Update Load Balancer Server Pool Membership

  1. Create a VM extension for each of the jobs that will become members of the load balancer pools. Jobs can belong to multiple pools; for example, the router job may belong to pools for both the HTTP and HTTPS load balancers. Below is an example of the VM extension configuration for the Router job:

    {
    "cloud_properties": {
    "nsxt": {
      "lb": {
        "server_pools": [
          {
            "name": "PAS-GoRouter443ServerPool",
            "port": 443
          },
          {
            "name": "PAS-GoRouter80ServerPool",
            "port": 80
          }
        ]
      }
    }
    },
    "name": "http_https_lb"
    }
    

  2. For each VM extension, use a curl command to stage it with the Ops Manager API, (where VM_EXTENSION_FILE_PATH is the path to the VM extension file, e.g. /tmp/router_ext.json):

    curl "https://OPS-MAN-FQDN/api/v0/staged/vm_extensions" \
    -X POST \
    -H "Authorization: Bearer UAA-ACCESS-TOKEN" \
    -H "Content-Type: application/json" \
    -d "@VM_EXTENSION_FILE_PATH"
    
  3. Retrieve a list of staged products:

    curl 'https://OPS-MAN-FQDN/api/v0/staged/products' \
    -H "Authorization: Bearer UAA-ACCESS-TOKEN"
    

    Record the GUID of the cf product. In the following example output, the GUID is cf-01222ab1111111aaa1a.

    [
       {
          "product_version" : "1.10.6.0",
          "guid" : "p-bosh-dee11e111e1111ee1e1a",
          "installation_name" : "p-bosh",
          "type" : "p-bosh"
       },
       {
          "type" : "cf",
          "product_version" : "1.10.8-build.7",
          "installation_name" : "cf-01222ab1111111aaa1a",
          "guid" : "cf-01222ab1111111aaa1a"
       }
       ]
    
  4. Retrieve a list of jobs for your product:

    curl 'https://OPS-MAN-FQDN/api/v0/staged/products/PRODUCT-GUID/jobs' \
    -H 'Authorization: Bearer UAA-ACCESS-TOKEN'
    

    Record the GUIDs of the jobs whose security groups you want to update. See the following example output:

    {
    "jobs" : [
      {
         "guid" : "router-9c37cf48ae7412f2afd1",
         "name" : "router"
      },
      {
         "name" : "tcp_router",
         "guid" : "tcp_router-6af18efdd18d198edee9"
      },
      {
         "name" : "diego_brain",
         "guid" : "diego_brain-b49b0b2aed247302c0e1"
      },
    
  5. To update the load balancer server pool membership for your job, use the following command:

    curl "https://OPS-MAN-FQDN/api/v0/staged/products/PRODUCT-GUID/jobs/JOB-GUID/resource_config" \
      -X PUT
      -H "Content-Type: application/json" \
      -H "Authorization: Bearer UAA-ACCESS-TOKEN" \
      -d '{"instance_type": {"id": "INSTANCE-TYPE"},
          "instances": INSTANCE-COUNT,
          "additional_vm_extensions": ["VM-EXTENSION-NAME"]
      }'
    

    Replace the placeholder values as follows:

    • INSTANCE-TYPE: The instance type for the job. For the default instance type, use "automatic".
    • INSTANCE-COUNT: The number of instances for the job. The default number for each job is visible in the Resource Config section of the Ops Manager UI.
    • VM-EXTENSION-NAME: The name field of the VM Extension JSON config file written in step 1. In our example above, the name would be http_https_lb.

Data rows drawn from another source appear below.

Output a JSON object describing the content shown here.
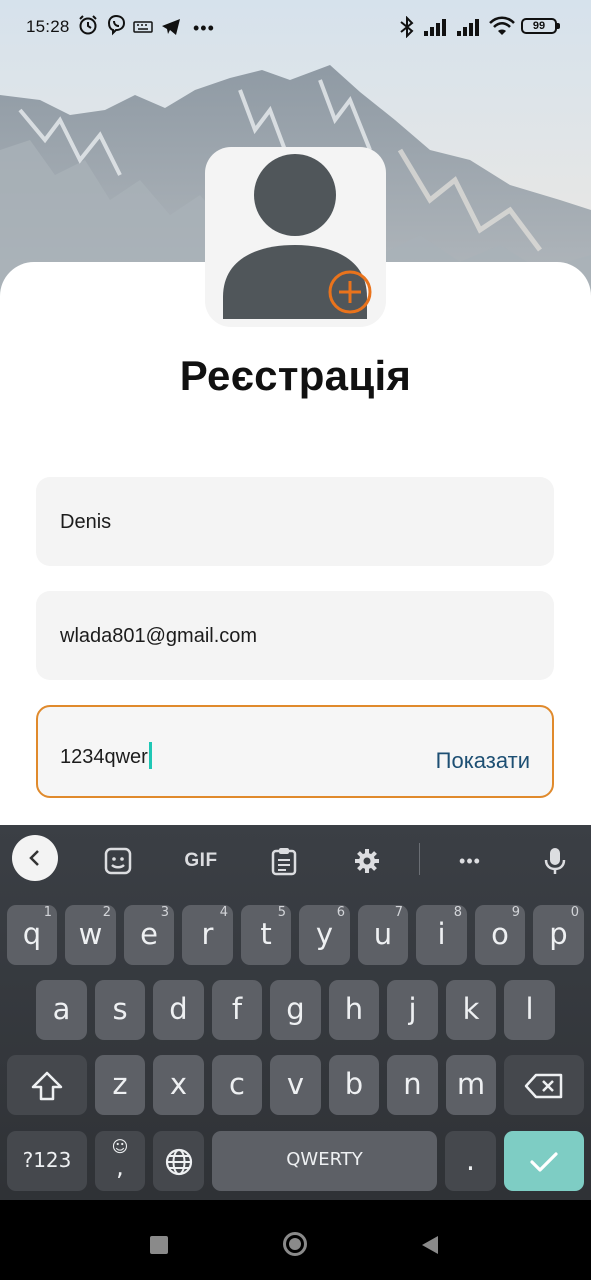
{
  "status_bar": {
    "time": "15:28",
    "battery": "99",
    "icons": [
      "alarm-icon",
      "viber-icon",
      "keyboard-icon",
      "telegram-icon",
      "more-icon",
      "bluetooth-icon",
      "signal-icon",
      "signal-icon",
      "wifi-icon",
      "battery-icon"
    ]
  },
  "avatar": {
    "add_icon": "plus-circle-icon",
    "accent": "#e9731c"
  },
  "page": {
    "title": "Реєстрація"
  },
  "form": {
    "name_value": "Denis",
    "email_value": "wlada801@gmail.com",
    "password_value": "1234qwer",
    "show_label": "Показати",
    "active_border": "#e08a2c"
  },
  "keyboard": {
    "toolbar": [
      "back-icon",
      "sticker-icon",
      "GIF",
      "clipboard-icon",
      "gear-icon",
      "more-icon",
      "mic-icon"
    ],
    "row1": [
      {
        "k": "q",
        "h": "1"
      },
      {
        "k": "w",
        "h": "2"
      },
      {
        "k": "e",
        "h": "3"
      },
      {
        "k": "r",
        "h": "4"
      },
      {
        "k": "t",
        "h": "5"
      },
      {
        "k": "y",
        "h": "6"
      },
      {
        "k": "u",
        "h": "7"
      },
      {
        "k": "i",
        "h": "8"
      },
      {
        "k": "o",
        "h": "9"
      },
      {
        "k": "p",
        "h": "0"
      }
    ],
    "row2": [
      "a",
      "s",
      "d",
      "f",
      "g",
      "h",
      "j",
      "k",
      "l"
    ],
    "row3": [
      "z",
      "x",
      "c",
      "v",
      "b",
      "n",
      "m"
    ],
    "sym_label": "?123",
    "comma": ",",
    "space_label": "QWERTY",
    "period": ".",
    "enter_color": "#7ecdc4"
  }
}
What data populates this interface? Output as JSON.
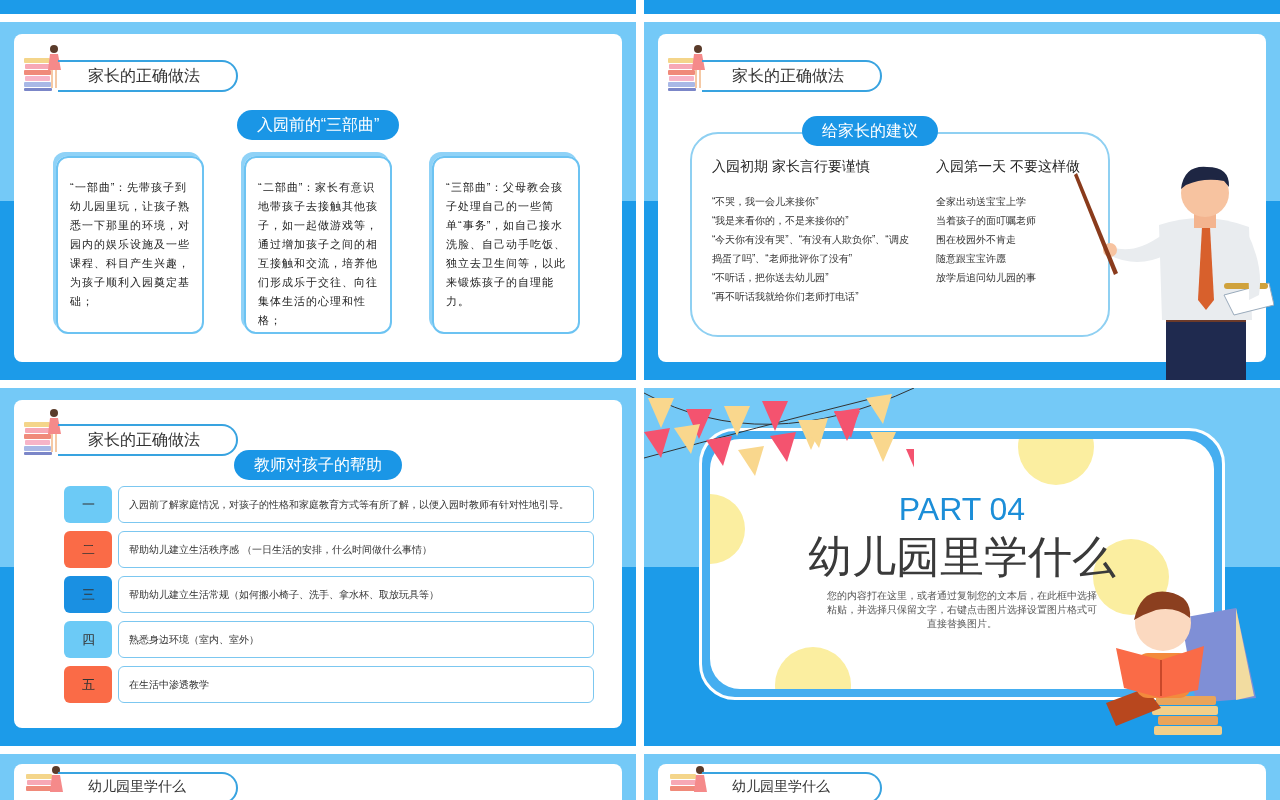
{
  "slides": [
    {
      "kind": "partial_top"
    },
    {
      "kind": "partial_top"
    },
    {
      "kind": "three_steps",
      "header": "家长的正确做法",
      "banner": "入园前的“三部曲”",
      "cards": [
        "“一部曲”：先带孩子到幼儿园里玩，让孩子熟悉一下那里的环境，对园内的娱乐设施及一些课程、科目产生兴趣，为孩子顺利入园奠定基础；",
        "“二部曲”：家长有意识地带孩子去接触其他孩子，如一起做游戏等，通过增加孩子之间的相互接触和交流，培养他们形成乐于交往、向往集体生活的心理和性格；",
        "“三部曲”：父母教会孩子处理自己的一些简单“事务”，如自己接水洗脸、自己动手吃饭、独立去卫生间等，以此来锻炼孩子的自理能力。"
      ]
    },
    {
      "kind": "advice",
      "header": "家长的正确做法",
      "banner": "给家长的建议",
      "columns": [
        {
          "heading": "入园初期 家长言行要谨慎",
          "lines": [
            "“不哭，我一会儿来接你”",
            "“我是来看你的，不是来接你的”",
            "“今天你有没有哭”、“有没有人欺负你”、“调皮捣蛋了吗”、“老师批评你了没有”",
            "“不听话，把你送去幼儿园”",
            "“再不听话我就给你们老师打电话”"
          ]
        },
        {
          "heading": "入园第一天 不要这样做",
          "lines": [
            "全家出动送宝宝上学",
            "当着孩子的面叮嘱老师",
            "围在校园外不肯走",
            "随意跟宝宝许愿",
            "放学后追问幼儿园的事"
          ]
        }
      ]
    },
    {
      "kind": "help_list",
      "header": "家长的正确做法",
      "banner": "教师对孩子的帮助",
      "items": [
        {
          "number": "一",
          "text": "入园前了解家庭情况，对孩子的性格和家庭教育方式等有所了解，以便入园时教师有针对性地引导。",
          "color": "#6ccaf6"
        },
        {
          "number": "二",
          "text": "帮助幼儿建立生活秩序感 （一日生活的安排，什么时间做什么事情）",
          "color": "#fa6b47"
        },
        {
          "number": "三",
          "text": "帮助幼儿建立生活常规（如何搬小椅子、洗手、拿水杯、取放玩具等）",
          "color": "#1a90e2"
        },
        {
          "number": "四",
          "text": "熟悉身边环境（室内、室外）",
          "color": "#6ccaf6"
        },
        {
          "number": "五",
          "text": "在生活中渗透教学",
          "color": "#fa6b47"
        }
      ]
    },
    {
      "kind": "section_cover",
      "part": "PART 04",
      "title": "幼儿园里学什么",
      "body": "您的内容打在这里，或者通过复制您的文本后，在此框中选择粘贴，并选择只保留文字，右键点击图片选择设置图片格式可直接替换图片。"
    },
    {
      "kind": "partial_bottom",
      "header": "幼儿园里学什么"
    },
    {
      "kind": "partial_bottom",
      "header": "幼儿园里学什么"
    }
  ]
}
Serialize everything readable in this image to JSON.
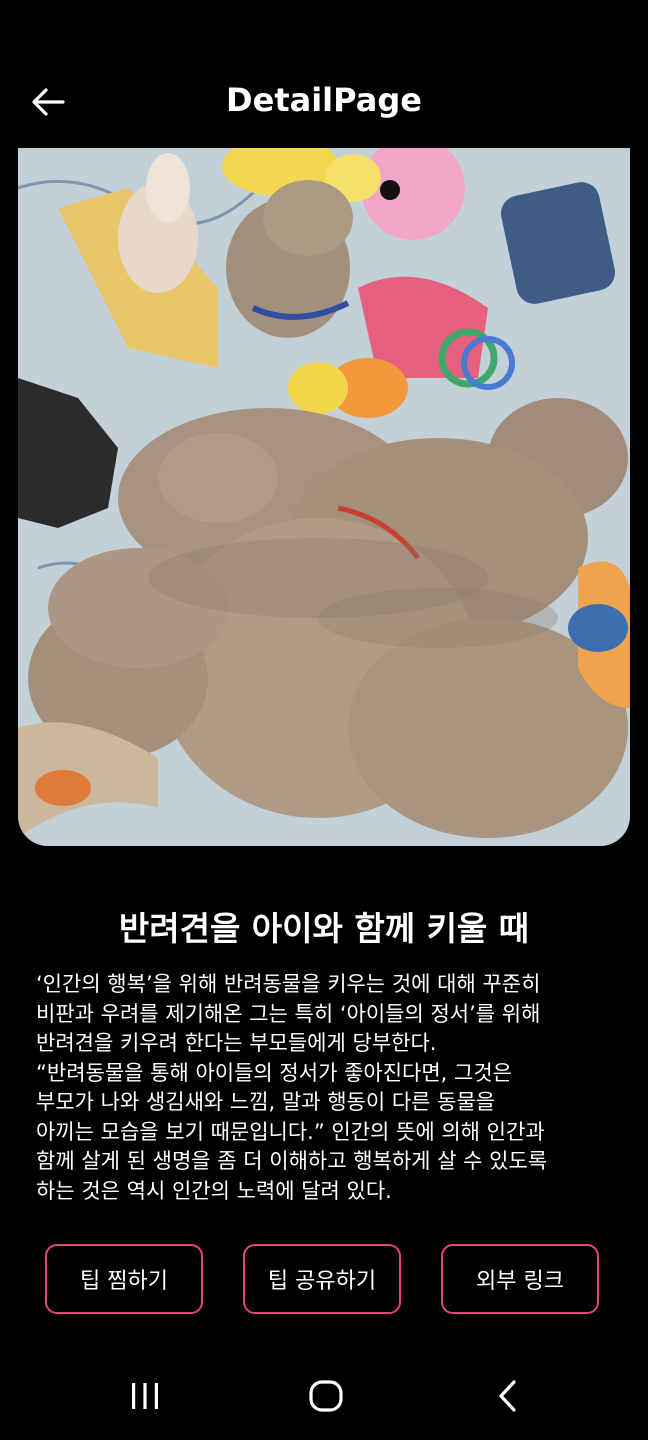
{
  "header": {
    "title": "DetailPage",
    "back_icon": "arrow-left-icon"
  },
  "photo": {
    "subject": "puppies-photo"
  },
  "tip": {
    "title": "반려견을 아이와 함께 키울 때",
    "body": "‘인간의 행복’을 위해 반려동물을 키우는 것에 대해 꾸준히\n비판과 우려를 제기해온 그는 특히 ‘아이들의 정서’를 위해\n반려견을 키우려 한다는 부모들에게 당부한다.\n“반려동물을 통해 아이들의 정서가 좋아진다면, 그것은\n부모가 나와 생김새와 느낌, 말과 행동이 다른 동물을\n아끼는 모습을 보기 때문입니다.” 인간의 뜻에 의해 인간과\n함께 살게 된 생명을 좀 더 이해하고 행복하게 살 수 있도록\n하는 것은 역시 인간의 노력에 달려 있다."
  },
  "actions": {
    "save_label": "팁 찜하기",
    "share_label": "팁 공유하기",
    "link_label": "외부 링크",
    "border_color": "#e0467c"
  },
  "navbar": {
    "recent_icon": "recent-apps-icon",
    "home_icon": "home-icon",
    "back_icon": "chevron-left-icon"
  }
}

    WARNING: Do not use the resource config fields for nsx_lbs and nsx_security_groups; these fields only work on NSX-V. To configure load balancers on NSX-T, you must use the VM Extensions API.

  6. Navigate to OPS-MAN-FQDN in a browser and log in to the Ops Manager Installation Dashboard.

  7. Click Review Pending Changes, then Apply Changes to redeploy.